Speakers that are a great value!


I’ve been researching off the shelf speaker drivers quit a bit lately and smaller speaker companies as well.  I’ve been finding that companies like Fritz, Salk and Tekton offer incredibly well priced products.  I’m finding that with certain models, there really only appears to be small profit margin.  I understand that when you buy large quantities of drivers, you can get a small discount but still.

For instance, I’m seeing speakers that sell for $2000 might have $700 worth of drivers in them.  When you add in $100-$200 worth of crossovers, $100-$200 in cabinets, $50 for miscellaneous components like binding posts, damping material, wiring, solder or connectors you come up to around $1200 worth of raw components.
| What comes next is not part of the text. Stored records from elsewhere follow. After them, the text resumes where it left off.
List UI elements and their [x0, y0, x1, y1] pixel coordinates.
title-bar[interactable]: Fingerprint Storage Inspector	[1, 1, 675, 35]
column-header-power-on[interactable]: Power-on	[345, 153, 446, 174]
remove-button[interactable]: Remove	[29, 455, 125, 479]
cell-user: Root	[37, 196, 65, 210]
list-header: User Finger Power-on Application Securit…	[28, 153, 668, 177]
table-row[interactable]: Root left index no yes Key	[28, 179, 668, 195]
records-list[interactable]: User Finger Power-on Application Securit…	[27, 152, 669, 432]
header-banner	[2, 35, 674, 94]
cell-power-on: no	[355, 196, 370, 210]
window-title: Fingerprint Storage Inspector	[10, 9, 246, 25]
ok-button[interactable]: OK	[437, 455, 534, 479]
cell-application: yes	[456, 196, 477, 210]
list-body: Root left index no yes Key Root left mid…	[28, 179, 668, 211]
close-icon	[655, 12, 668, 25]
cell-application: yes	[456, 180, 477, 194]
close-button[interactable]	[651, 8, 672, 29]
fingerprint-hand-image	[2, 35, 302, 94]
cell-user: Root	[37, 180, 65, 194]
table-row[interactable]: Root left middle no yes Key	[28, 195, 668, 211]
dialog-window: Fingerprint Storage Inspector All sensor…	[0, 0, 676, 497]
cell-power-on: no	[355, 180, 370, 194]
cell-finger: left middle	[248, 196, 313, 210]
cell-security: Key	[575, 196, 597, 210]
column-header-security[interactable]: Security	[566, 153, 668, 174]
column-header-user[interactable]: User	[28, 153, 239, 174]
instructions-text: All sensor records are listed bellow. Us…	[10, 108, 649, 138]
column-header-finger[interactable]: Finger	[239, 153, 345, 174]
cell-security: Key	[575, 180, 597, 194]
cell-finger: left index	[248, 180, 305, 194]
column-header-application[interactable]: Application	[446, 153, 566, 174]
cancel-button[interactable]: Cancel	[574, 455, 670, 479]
Now add in labor to construct the boxes, possibly put veneer on them, solder and put together crossovers, install drivers and then ship the speakers, the value is really quite good.  I haven’t even talked about obtaining the woodworking tools to do such a product, rent on a building, utilities on that building and the labor costs if you have any employees. 

My point to all this is to open a discussion and to help people understand that there may only be a $400 profit margin on a $2000 pair of speakers.  I think that these are an exceptional value at full asking price and that should be taken into consideration when thinking about buying speakers from these manufacturers.  
I sometimes hear that these speakers are overpriced and that the value is not good and I would tend to strongly disagree!  
b_limo

Showing 2 responses by bondmanp

@blueranger  +1!  I have no idea what Ohm's profit margin was on my $2800/pr of Walsh 2000s that I bought 10 years ago.  But I have yet to hear a speaker under $10k that I would rather own.  That's $280 per year for many hours of beautiful music, and I think I have bought my last pair of speakers.  Another plus, every upstream upgrade I make has made my 2000s sound even better.
@mapman You know how big an Ohm fan I am. That said, I have heard a few of the Magicos, and the presentation is completely different from Ohms. The Magicos are much lower in distortion than many other speakers, including Ohm. While Magicos have more minimized the contribution from the box, they are still monkey coffins, and have a top-down sound. Ohms, IME, are neutral to bottom-up. It wouldn’t be much of a shoot out, with fans of both house sounds lining up with one or the other. A better shout out, IMO, would be a pair of the big Ohms with something like the Legacy Aeris, at twice the price.